Beatriz Dacosta
Yield
serves 4 (serving size: 1 cup polenta and 3/4 cup ragout)

Serve this warm, filling vegetarian dish as a main course.

How to Make It

Step 1

To prepare polenta, bring water to a boil in a large saucepan; stir in butter and salt. Gradually add cornmeal, stirring well with a whisk. Cook 5 minutes, stirring constantly. Reduce heat to medium; cook 15 minutes, stirring frequently. Stir in corn; cook 1 minute. Remove from heat; stir in cheese, sour cream, and basil. Cover; set aside.

Step 2

To prepare ragout, combine boiling water and sun-dried tomatoes in a bowl; let stand 30 minutes or until soft. Drain and slice.

Step 3

Heat oil in a large nonstick skillet over medium-high heat. Add onion; cook 15 minutes or until lightly browned, stirring frequently. Add bell pepper and garlic; cook 15 minutes or until golden brown, stirring frequently. Stir in paprika and crushed red pepper. Add tomatoes, wine, water, and artichokes; stir well. Cover, reduce heat to low; simmer 10 minutes.
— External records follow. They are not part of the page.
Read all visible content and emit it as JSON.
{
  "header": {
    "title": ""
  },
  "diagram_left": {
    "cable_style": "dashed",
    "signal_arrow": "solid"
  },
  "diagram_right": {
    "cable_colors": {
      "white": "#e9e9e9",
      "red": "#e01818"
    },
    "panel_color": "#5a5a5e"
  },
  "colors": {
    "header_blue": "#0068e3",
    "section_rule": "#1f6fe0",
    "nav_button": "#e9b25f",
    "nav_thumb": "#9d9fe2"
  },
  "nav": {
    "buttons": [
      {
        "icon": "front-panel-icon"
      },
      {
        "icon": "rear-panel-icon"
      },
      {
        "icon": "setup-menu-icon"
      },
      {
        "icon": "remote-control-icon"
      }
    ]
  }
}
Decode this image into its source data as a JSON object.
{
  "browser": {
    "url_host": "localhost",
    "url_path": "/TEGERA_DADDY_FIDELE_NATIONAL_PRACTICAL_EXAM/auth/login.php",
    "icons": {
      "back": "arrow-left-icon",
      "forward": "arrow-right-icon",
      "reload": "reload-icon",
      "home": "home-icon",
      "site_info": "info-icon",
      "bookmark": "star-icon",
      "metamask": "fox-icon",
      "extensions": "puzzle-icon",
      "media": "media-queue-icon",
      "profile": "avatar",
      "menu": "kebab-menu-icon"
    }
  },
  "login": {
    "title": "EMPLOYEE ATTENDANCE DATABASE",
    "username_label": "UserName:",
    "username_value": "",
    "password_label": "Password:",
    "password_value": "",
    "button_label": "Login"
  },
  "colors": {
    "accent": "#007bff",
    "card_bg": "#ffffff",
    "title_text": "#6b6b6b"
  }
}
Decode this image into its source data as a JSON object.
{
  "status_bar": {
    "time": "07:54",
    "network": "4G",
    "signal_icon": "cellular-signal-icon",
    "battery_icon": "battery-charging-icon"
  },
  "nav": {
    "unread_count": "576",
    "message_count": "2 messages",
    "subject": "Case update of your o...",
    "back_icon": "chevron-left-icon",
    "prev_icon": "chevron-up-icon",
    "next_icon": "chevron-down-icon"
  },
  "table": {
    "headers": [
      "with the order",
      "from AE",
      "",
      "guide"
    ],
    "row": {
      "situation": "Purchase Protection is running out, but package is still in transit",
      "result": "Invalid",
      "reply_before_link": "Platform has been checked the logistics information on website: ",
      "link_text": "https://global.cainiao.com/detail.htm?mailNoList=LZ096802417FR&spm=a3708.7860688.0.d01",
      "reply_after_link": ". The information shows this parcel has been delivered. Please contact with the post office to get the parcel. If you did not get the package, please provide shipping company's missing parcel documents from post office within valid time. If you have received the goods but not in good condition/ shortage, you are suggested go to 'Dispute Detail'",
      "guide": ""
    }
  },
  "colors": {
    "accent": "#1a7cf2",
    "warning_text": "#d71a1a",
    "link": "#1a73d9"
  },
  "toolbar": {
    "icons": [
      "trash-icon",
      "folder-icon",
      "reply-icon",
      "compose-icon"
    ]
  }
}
Stir in olives. Serve over polenta. Garnish with chopped basil, if desired.

Ratings & Reviews

NCP060207's Review

NCP060207
December 04, 2011
The flavors were not right in this recipe. The polenta was too runny and it didn't seem to be cohesive in its flavoring. Some canned tomatoes may have helped but I won't be making this again.